PUC Student Brings History to Life
Having a wide variety of students at Pacific Union College means that they have some fairly unique interests. Isaac Hrimnak, from Placerville, California, is one of these students. Now a freshman, Hrimnak has what some would consider to be a split personality. Aside from being a normal Californian, he has also taken part in Civil War re-enacting for half of his life. As he says, his frock coat, forage cap, and red sash may be “140 years out of style,” but his uniform fits right in when he joins his friends for battles and tours of historic sites.

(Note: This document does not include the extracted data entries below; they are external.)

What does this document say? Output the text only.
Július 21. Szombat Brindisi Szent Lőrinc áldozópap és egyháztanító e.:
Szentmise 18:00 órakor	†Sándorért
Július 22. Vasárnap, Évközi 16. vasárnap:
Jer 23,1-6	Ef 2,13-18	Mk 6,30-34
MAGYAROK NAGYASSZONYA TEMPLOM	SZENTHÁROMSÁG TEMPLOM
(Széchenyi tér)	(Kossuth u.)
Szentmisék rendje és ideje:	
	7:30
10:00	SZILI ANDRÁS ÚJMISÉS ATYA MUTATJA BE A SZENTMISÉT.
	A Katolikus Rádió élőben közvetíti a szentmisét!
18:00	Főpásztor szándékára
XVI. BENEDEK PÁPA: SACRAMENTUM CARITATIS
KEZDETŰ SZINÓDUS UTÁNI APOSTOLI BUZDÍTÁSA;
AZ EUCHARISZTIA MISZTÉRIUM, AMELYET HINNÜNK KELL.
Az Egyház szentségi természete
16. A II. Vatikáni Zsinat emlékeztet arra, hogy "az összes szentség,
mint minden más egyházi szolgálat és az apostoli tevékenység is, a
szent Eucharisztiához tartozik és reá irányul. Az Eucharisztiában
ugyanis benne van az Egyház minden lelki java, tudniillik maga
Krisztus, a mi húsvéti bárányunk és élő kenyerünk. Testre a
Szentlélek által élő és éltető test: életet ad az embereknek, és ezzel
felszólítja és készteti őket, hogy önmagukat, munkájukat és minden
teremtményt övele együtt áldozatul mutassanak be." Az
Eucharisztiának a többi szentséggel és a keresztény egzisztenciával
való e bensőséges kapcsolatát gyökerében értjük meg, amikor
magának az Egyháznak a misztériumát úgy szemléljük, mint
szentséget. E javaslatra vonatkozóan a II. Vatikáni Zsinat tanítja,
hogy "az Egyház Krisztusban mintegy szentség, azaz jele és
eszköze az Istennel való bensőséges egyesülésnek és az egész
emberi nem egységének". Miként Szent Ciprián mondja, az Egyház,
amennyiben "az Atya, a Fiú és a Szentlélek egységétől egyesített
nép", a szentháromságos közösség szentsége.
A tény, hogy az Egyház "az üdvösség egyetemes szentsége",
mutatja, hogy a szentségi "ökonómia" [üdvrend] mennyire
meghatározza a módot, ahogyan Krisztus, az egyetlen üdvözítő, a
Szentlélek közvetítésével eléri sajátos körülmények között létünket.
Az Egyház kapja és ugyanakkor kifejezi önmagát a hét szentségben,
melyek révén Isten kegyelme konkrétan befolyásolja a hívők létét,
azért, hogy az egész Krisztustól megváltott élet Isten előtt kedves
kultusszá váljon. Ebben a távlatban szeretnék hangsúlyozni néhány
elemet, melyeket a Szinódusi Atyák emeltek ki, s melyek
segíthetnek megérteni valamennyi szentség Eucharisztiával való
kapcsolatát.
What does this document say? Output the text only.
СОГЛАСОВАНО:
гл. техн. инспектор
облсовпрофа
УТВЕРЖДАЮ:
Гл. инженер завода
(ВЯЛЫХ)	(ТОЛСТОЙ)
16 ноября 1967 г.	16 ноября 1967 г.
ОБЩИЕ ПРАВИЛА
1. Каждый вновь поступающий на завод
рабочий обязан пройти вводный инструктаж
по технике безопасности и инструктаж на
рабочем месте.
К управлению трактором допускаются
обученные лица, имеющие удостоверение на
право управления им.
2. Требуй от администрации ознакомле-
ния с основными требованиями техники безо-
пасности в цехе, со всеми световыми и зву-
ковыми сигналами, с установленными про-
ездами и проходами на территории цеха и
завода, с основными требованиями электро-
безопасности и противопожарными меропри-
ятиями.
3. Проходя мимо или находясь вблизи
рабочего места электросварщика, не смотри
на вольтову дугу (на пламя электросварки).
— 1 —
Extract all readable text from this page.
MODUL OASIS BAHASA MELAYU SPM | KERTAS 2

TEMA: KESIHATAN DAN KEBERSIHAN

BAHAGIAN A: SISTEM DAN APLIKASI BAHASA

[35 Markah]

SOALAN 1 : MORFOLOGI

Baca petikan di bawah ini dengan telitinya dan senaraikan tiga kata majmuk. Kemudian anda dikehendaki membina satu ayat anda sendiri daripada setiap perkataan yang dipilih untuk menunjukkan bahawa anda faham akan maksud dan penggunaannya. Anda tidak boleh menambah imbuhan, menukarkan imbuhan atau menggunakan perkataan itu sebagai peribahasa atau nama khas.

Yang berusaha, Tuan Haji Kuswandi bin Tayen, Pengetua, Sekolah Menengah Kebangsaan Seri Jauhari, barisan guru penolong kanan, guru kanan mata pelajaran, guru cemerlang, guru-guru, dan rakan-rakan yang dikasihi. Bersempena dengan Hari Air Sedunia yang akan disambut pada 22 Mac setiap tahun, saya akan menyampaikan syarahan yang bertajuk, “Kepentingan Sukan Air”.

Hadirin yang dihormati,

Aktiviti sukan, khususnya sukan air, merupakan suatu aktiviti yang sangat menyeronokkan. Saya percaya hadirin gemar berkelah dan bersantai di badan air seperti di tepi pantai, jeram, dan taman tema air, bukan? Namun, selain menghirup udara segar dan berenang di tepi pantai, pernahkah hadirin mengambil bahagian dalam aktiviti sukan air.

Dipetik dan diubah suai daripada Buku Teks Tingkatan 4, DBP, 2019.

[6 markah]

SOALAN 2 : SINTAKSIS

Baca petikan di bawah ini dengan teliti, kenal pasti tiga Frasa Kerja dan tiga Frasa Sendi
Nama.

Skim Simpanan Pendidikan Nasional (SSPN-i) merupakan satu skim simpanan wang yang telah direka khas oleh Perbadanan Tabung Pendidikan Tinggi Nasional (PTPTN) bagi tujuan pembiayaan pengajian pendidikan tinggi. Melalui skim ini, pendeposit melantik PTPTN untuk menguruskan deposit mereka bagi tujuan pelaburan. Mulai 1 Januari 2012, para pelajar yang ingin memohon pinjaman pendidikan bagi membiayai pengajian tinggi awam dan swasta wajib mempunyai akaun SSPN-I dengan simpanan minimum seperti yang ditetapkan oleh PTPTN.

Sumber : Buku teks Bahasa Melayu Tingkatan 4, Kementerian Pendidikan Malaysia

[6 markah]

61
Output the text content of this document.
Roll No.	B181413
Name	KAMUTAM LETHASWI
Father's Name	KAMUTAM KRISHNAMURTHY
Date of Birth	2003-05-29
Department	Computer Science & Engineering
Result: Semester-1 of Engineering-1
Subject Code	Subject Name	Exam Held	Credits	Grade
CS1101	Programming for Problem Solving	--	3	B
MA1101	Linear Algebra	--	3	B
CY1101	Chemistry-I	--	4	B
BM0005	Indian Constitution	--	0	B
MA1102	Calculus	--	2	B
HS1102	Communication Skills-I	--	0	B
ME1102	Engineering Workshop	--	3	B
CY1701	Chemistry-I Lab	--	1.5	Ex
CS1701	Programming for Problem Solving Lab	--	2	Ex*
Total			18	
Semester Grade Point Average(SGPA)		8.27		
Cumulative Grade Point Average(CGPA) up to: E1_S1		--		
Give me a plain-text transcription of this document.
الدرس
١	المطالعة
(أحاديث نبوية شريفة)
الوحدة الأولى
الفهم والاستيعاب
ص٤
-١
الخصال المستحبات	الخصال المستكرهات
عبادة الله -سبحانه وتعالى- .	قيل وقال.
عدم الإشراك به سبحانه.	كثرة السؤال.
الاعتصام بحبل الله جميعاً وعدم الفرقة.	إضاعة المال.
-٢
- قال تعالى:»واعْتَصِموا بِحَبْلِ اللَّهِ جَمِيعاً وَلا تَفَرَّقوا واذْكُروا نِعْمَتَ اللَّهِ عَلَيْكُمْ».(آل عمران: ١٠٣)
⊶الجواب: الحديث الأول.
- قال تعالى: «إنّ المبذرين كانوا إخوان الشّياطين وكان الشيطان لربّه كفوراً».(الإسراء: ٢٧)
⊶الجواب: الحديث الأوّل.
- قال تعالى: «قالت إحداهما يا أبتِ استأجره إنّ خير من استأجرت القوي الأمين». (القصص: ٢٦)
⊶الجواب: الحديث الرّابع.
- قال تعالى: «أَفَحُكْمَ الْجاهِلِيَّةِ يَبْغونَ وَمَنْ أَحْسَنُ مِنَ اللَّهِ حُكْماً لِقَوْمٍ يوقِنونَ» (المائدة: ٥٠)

Hrimnak’s interest in history began when he was young. While his classmates were out playing soccer and baseball, Hrimnak stayed inside, absorbed in history books. At nine years old, he became interested in joining a Civil War re-enactment group, but was required to have a parent join as well. However, since his mother was a single parent at the time, she was too busy home-schooling his younger sister.
Hrimnak’s mother finally asked whether there was any way he could join the group and was told that the only position a child of his age could hold during the Civil War was that of a musician. The man in charge of the group bought Hrimnak an inexpensive fife and sent him on his way. With some coaching from his mother, who had played flute when she was younger, he learned a simple song and played it for the re-enactors a few weeks later. He doesn’t remember the experience very well, but he recently watched a video of himself at that age, and he comments, “I could not play the fife!” Nevertheless, he was accepted into the group with applause and was fitted with a child-sized uniform.
Although Hrimnak has outgrown the tiny uniform, he has never outgrown his hobby. He is now a member of the American Civil War Association and faithfully attends many of their events. He plays fife with a few friends and has even tried his hand at the drum. His hobby is so much a part of his life that he even wore his uniform in the college funnybook picture. When asked why he has such a strong interest in the Civil War, Hrimnak responds, “Most people don’t realize how influential and devastating the Civil War was. For me, by teaching someone about that history, I keep the memory of the Civil War soldiers and their conflict alive. Before the Civil War, people said ‘the United States are...’, but afterwards, they said ‘the United States is...’”
For now at least, Hrimnak does not fight at the re-enactments, but rather speaks to the public about the battles. One of his jobs is to answer the audience’s questions. A question someone once asked was, “Do you use real bullets in the battles?” When recounting the incident, he says jokingly, “Well, we used to, but when the ranks started thinning out, we decided it probably wasn’t a good idea.” He also explains the three stages of the battle--maneuvering into place, the battle itself, and the aftermath--and shows the audience the proper way to shield their ears from the noise of black powder guns and cannon. If the ears are plugged, the pressure build-up can be damaging.
Civil War re-enactment is not Hrimnak’s only interest. He is also a great connoisseur of historical airplanes. This is one reason why he is now an aviation major at PUC. Almost all of the requirements for his private pilot certificate are met, and he will be taking his oral and practical exam soon. Besides being one of the part time student workers at the Angwin airport, he also volunteers many hours maintaining the flight school’s fleet of training airplanes and fixing up the airport grounds. Hrimnak also loves drafting and architecture. In fact, last year he won first place in the El Dorado County Fair and California State Fair for an architectural plan and model of a Victorian cottage.
Hrimnak’s future plans, aside from possibly joining a World War II re enactment group, include finishing his aviation education at PUC and obtaining all the ratings and certifications needed to fly for an airline. He has yet to decide exactly what he wants to do, but if he’s living in the 1860’s, he has a few decades before airplanes are even invented!
Note: This is an archived article and does not necessarily represent current issues at Pacific Union College.